Their efforts have produced results. Two joint ventures led by VINCI Construction in association with Spie Batignolles have won two contracts for Line 15 Sud. The first, worth €926 million, is to build a 9.2 km tunnel and five new stations (see box). The second, worth €156 million, covers building the new Noisy Champs station designed by architect Jean-Marie Duthilleul (a particularly ambitious project with its spiral dome), together with a train storage yard and a bridge over the RER A lines. VINCI Construction and SPIE have also been awarded another major project linked to the Grand Paris transport networks: construction of a new RER station at La Défense under the CNIT building, as part of the Line E extension (Eole project). This highly technical project involves building an underground “cathedral” while supporting the CNIT structures and ensuring continuity of operation for this densely frequented site throughout the entire duration of the works.

IN ADDITION, SOLETANCHE BACHY, a VINCI Construction subsidiary and a world leader in special foundations that works with all the big construction groups in France and internationally, is involved in other Line 15 projects, alongside Bouygues Travaux Publics: construction of the Fort d’Issy Vanves Clamart station – the first Grand Paris Express project – launched in March 2016, and two sections of track: the T2A section between the Villejuif Louis Aragon and Créteil L’Échat stations and the T3A section between Sèvres and the Fort d’Issy Vanves Clamart station.
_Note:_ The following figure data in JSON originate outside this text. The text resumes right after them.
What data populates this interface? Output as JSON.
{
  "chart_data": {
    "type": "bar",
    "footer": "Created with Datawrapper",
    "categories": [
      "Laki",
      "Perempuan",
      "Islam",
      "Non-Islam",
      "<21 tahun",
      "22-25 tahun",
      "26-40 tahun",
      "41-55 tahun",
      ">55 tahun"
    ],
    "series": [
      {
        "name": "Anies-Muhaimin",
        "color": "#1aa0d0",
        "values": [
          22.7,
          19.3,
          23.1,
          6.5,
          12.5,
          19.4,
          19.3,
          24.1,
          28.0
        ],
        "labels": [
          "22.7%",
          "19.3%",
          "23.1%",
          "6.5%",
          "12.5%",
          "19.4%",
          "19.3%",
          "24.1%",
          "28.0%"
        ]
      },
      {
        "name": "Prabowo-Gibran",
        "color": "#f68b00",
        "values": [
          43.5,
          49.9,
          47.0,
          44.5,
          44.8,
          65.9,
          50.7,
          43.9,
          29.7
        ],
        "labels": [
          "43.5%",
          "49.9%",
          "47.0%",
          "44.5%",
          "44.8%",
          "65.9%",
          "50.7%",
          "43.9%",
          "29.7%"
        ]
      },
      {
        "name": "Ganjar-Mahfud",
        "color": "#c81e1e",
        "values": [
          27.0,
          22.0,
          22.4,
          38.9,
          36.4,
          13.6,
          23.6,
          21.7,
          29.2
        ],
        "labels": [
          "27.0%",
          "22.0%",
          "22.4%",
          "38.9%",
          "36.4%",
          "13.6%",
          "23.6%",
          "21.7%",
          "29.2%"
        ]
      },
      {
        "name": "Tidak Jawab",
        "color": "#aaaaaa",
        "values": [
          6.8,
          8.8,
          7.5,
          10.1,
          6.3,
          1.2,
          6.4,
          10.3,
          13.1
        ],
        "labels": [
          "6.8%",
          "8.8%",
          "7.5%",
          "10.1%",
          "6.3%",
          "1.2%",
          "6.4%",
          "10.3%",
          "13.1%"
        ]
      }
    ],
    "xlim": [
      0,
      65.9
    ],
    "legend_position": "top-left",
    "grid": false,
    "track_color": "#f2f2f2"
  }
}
The scale of some of the projects is so enormous that construction groups, even the majors, are having to join forces. For instance, VINCI and Bouygues Travaux Publics have submitted a joint bid for the Line 16 mega-package, which covers 19 km of tunnels and – unlike the packages already awarded – includes the line equipment works. The final decision concerning award of this mega-package is now expected at end-2017.
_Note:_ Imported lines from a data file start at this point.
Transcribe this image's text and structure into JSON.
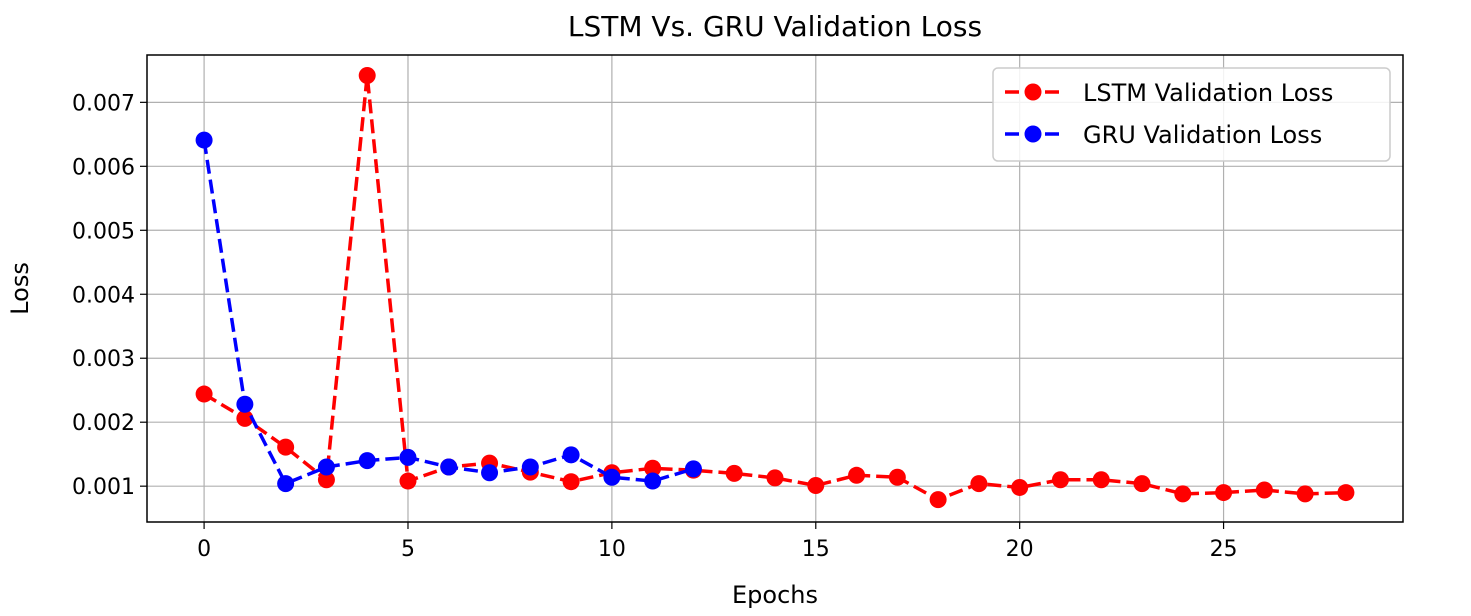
{
  "chart_data": {
    "type": "line",
    "title": "LSTM Vs. GRU Validation Loss",
    "xlabel": "Epochs",
    "ylabel": "Loss",
    "xlim": [
      -1.4,
      29.4
    ],
    "ylim": [
      0.00044,
      0.00774
    ],
    "xticks": [
      0,
      5,
      10,
      15,
      20,
      25
    ],
    "xtick_labels": [
      "0",
      "5",
      "10",
      "15",
      "20",
      "25"
    ],
    "yticks": [
      0.001,
      0.002,
      0.003,
      0.004,
      0.005,
      0.006,
      0.007
    ],
    "ytick_labels": [
      "0.001",
      "0.002",
      "0.003",
      "0.004",
      "0.005",
      "0.006",
      "0.007"
    ],
    "grid": true,
    "legend_position": "top-right",
    "series": [
      {
        "name": "LSTM Validation Loss",
        "color": "#ff0000",
        "line_style": "dashed",
        "marker": "circle",
        "x": [
          0,
          1,
          2,
          3,
          4,
          5,
          6,
          7,
          8,
          9,
          10,
          11,
          12,
          13,
          14,
          15,
          16,
          17,
          18,
          19,
          20,
          21,
          22,
          23,
          24,
          25,
          26,
          27,
          28
        ],
        "values": [
          0.00244,
          0.00206,
          0.00161,
          0.0011,
          0.00742,
          0.00108,
          0.0013,
          0.00136,
          0.00122,
          0.00107,
          0.00121,
          0.00128,
          0.00125,
          0.0012,
          0.00113,
          0.00101,
          0.00117,
          0.00114,
          0.00079,
          0.00104,
          0.00098,
          0.0011,
          0.0011,
          0.00104,
          0.00088,
          0.0009,
          0.00094,
          0.00088,
          0.0009
        ]
      },
      {
        "name": "GRU Validation Loss",
        "color": "#0000ff",
        "line_style": "dashed",
        "marker": "circle",
        "x": [
          0,
          1,
          2,
          3,
          4,
          5,
          6,
          7,
          8,
          9,
          10,
          11,
          12
        ],
        "values": [
          0.00641,
          0.00228,
          0.00104,
          0.0013,
          0.0014,
          0.00145,
          0.0013,
          0.00121,
          0.0013,
          0.00149,
          0.00114,
          0.00108,
          0.00127
        ]
      }
    ]
  }
}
“You have to understand that there will be up to 24 tunnel-boring machines in operation at the same time in 2020,” says Patrick Kadri. Right now, between responses to ongoing calls for tender, construction design studies for the projects awarded and preparation or launch of the first works, pressure is mounting, both on the Chevilly Larue platform and on the worksite for the T3C package, which is kicking off on all fronts. “For the design studies today but especially for the works tomorrow,” says Robert Bello, “the Grand Paris is an enormous human challenge, not only for building up our own teams but also to respond to integration-through-work goals.” Société du Grand Paris insists that at least 5% of hours worked on the Grand Paris Express projects be earmarked for the long-term unemployed, who will have to be trained and supported over the long term. “Our aim is not to limit this approach to basic training, but to train skilled workers, foremen and managers, and to guarantee their continued employment after the completion of the works. For the T3C and T2D package of Line 15, VINCI Construction, with the support of ViE, the Group’s non-profit subsidiary dedicated to helping our companies meet these conditions, has committed to a goal of 420,000 work-integration hours. That adds up to around 8% of the number of hours estimated, totalling some 600 people. We have already set up training programmes for special works and for jobs such as tunnel topographer and tunnel miner.”

MOBILISATION LEVELS ARE ALSO HIGH at VINCI Immobilier, leader of the lion’s share of projects presented by the Group as part of the Invent the Grand Paris Metropolitan Area consultation. “This is a new situation, where local authorities entrust us with the missions traditionally awarded to developers and ask us to go even further by imagining the habitat and the city of tomorrow,” says Patrick Supiot, CEO of VINCI Immobilier’s business real estate and development arm. “We’ve worked with urban planners, sociologists, cultural and sports stakeholders and non-profit groups. The goal of this all-inclusive brainstorming exercise was to contribute an innovative vision of building and public space uses for every site concerned, by proposing shared-tenancy habitat or open-ended housing solutions, for instance. In this new context, we have an opportunity to become full-service city operators, and that’s a role our people are very enthusiastic about. A second consultation is scheduled for 2018, and we’re going to be ramping up our efforts even more.” The project of the century in the Paris region is only just beginning!